Wachstum: Die Wirtschaft schrumpft

Der Abschwung hat Deutschland erfasst. Die Aussichten sind nicht rosig.

Wiesbaden. Erst wurde die deutsche Wirtschaft als ökonomischer "Supermann" bejubelt, jetzt reden alle von einer harten Landung. Der Katzenjammer ist groß - doch die Stimmung ist schlechter als die Lage.

Die vielbeschworene Rezession steht laut Experten nicht vor der Tür. Zwar hat das Wachstum mit einem Minus von 0,5 Prozent im zweiten Quartal eine Pause eingelegt. Doch zu einem guten Teil waren dafür Sondereffekte verantwortlich.

Dies darf allerdings nicht darüber hinwegtäuschen, dass die Aussichten für das zweite Halbjahr nicht rosig sind. Der Abschwung hat Deutschland erfasst. Die Finanzmarktkrise, der hohe Ölpreis und der starke Euro sind ein gefährlicher Cocktail. Wegen des starken Jahresauftakts liegen die meisten Prognosen für 2008 noch bei zwei Prozent. 2009 dürfte die Wirtschaft aber nur noch um rund ein Prozent wachsen.

"Man sollte nicht schon das Gespenst einer Rezession an die Wand malen", sagt Bundesbank-Präsident Axel Weber. Es sei typisch für konjunkturelle Wendepunkte, dass der Abschwung bei Firmen und Verbrauchern Angst auslöse und heftiger wahrgenommen werde als ein beginnender Aufschwung. Nach dem robusten Zuwachs der vergangenen beiden Jahre mit 2,9 und 2,5 Prozent sind die Deutschen verwöhnt.

Unter einer Rezession versteht man einen langanhaltenden Abschwung mit mindestens zwei Quartalen schrumpfender Wirtschaftsleistung. Zwar dürfte die Wirtschaft im Sommer stagnieren, sich jedoch bis zum Jahresende wieder leicht erholen. "Die fetten Jahre sind vorbei", sagt der Chefvolkswirt der Allianz/Dresdner Bank, Michael Heise.

Die weltweite Abkühlung schlägt durch. Deutschland ist es nicht - wie lange erhofft - gelungen, sich von der schwächelnden US-Wirtschaft abzukoppeln. Das Wachstum des Exportweltmeisters wird allein vom Außenhandel angeschoben.

Sorgen bereitet auch der schwächelnde Konsum, der zwei Drittel der Wirtschaftsleistung ausmacht.
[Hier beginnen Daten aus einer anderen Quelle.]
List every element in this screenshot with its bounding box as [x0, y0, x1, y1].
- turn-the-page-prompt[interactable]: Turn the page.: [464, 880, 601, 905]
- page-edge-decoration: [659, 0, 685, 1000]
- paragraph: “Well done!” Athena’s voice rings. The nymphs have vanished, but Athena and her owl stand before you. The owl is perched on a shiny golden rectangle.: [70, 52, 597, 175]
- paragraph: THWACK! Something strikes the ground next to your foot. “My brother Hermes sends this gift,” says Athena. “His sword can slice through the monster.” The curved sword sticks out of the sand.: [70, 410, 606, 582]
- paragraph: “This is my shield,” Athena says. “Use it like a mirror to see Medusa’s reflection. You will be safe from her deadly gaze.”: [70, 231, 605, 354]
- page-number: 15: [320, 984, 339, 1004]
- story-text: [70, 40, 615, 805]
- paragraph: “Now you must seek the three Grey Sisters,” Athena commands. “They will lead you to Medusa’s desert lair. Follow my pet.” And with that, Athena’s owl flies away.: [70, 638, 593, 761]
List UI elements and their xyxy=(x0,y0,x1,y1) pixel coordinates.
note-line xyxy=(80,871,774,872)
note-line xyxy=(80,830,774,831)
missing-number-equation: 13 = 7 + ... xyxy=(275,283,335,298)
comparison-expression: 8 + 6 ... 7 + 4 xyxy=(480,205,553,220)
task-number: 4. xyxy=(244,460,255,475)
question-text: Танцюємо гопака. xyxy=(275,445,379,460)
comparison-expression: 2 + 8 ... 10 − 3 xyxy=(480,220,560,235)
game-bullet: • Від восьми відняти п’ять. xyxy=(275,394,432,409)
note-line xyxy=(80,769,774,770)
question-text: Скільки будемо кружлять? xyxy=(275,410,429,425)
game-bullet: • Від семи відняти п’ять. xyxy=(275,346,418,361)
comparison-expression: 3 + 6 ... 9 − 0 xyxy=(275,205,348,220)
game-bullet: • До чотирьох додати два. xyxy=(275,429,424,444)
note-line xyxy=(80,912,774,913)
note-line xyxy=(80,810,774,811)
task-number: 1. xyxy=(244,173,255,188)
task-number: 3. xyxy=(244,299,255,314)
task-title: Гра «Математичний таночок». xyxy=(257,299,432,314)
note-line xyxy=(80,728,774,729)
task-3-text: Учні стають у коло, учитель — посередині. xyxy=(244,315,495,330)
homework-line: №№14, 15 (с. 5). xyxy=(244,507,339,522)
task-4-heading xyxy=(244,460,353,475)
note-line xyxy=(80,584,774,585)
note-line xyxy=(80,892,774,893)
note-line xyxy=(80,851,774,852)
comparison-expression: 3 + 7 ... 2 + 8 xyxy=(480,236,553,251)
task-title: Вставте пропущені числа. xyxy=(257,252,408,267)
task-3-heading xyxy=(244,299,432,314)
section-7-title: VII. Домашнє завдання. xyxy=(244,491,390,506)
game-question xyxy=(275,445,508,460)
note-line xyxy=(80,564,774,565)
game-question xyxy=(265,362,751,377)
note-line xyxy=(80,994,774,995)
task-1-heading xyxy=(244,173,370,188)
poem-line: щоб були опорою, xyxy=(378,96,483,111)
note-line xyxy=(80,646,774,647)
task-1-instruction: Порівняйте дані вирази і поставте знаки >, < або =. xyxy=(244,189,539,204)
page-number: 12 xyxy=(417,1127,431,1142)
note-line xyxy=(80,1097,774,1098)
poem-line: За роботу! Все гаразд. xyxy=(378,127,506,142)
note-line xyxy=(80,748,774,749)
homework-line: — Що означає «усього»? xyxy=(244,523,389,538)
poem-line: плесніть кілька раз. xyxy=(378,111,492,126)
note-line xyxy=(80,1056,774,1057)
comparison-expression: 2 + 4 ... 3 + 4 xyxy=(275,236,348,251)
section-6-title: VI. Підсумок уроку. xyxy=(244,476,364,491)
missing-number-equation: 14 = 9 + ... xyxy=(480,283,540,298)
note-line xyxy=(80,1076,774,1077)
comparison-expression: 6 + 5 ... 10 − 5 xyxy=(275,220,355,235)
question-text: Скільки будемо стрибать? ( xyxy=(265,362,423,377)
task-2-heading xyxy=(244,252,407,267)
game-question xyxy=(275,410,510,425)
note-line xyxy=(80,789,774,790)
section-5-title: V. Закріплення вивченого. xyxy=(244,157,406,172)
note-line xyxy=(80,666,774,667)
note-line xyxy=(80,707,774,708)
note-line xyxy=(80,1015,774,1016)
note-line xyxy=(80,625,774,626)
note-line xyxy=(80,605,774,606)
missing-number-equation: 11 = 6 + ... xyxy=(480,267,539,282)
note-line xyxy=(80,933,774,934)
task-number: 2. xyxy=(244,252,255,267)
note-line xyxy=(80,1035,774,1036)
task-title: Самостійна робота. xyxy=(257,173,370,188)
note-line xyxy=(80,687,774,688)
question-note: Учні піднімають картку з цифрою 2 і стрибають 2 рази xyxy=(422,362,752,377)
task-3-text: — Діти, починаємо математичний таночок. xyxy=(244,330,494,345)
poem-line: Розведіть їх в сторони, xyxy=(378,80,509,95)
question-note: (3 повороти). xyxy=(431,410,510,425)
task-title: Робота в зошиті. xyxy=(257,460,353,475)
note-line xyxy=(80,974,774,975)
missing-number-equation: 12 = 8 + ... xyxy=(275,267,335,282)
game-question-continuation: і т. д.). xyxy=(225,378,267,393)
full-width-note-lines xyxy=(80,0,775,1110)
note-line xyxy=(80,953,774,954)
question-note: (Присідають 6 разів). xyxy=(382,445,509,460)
Von dem erhofften Comeback des Verbrauchs, der 2007 von der Mehrwertsteuererhöhung abgewürgt wurde, ist keine Spur zu sehen. Die hohe Inflationsrate von 3,3 Prozent entzieht den Verbrauchern Kaufkraft. Wer seinen Geldbeutel an der Tankstelle und im Supermarkt leert, kann nicht mehr shoppen gehen.

Es gibt aber durchaus Lichtblicke. Der Ölpreis geht wegen der schlechteren Konjunkturaussichten von seinem Rekordniveau zurück. Seit Mitte Juli ist er um rund 20 Prozent gesunken. Allianz-Volkswirt Heise rechnet bis Jahresende mit einem Ölpreis von 90 Dollar pro Barrel (159 Liter). Sollte der Trend anhalten, wird die Inflation nachlassen. Das könnte den Konsum doch noch beleben.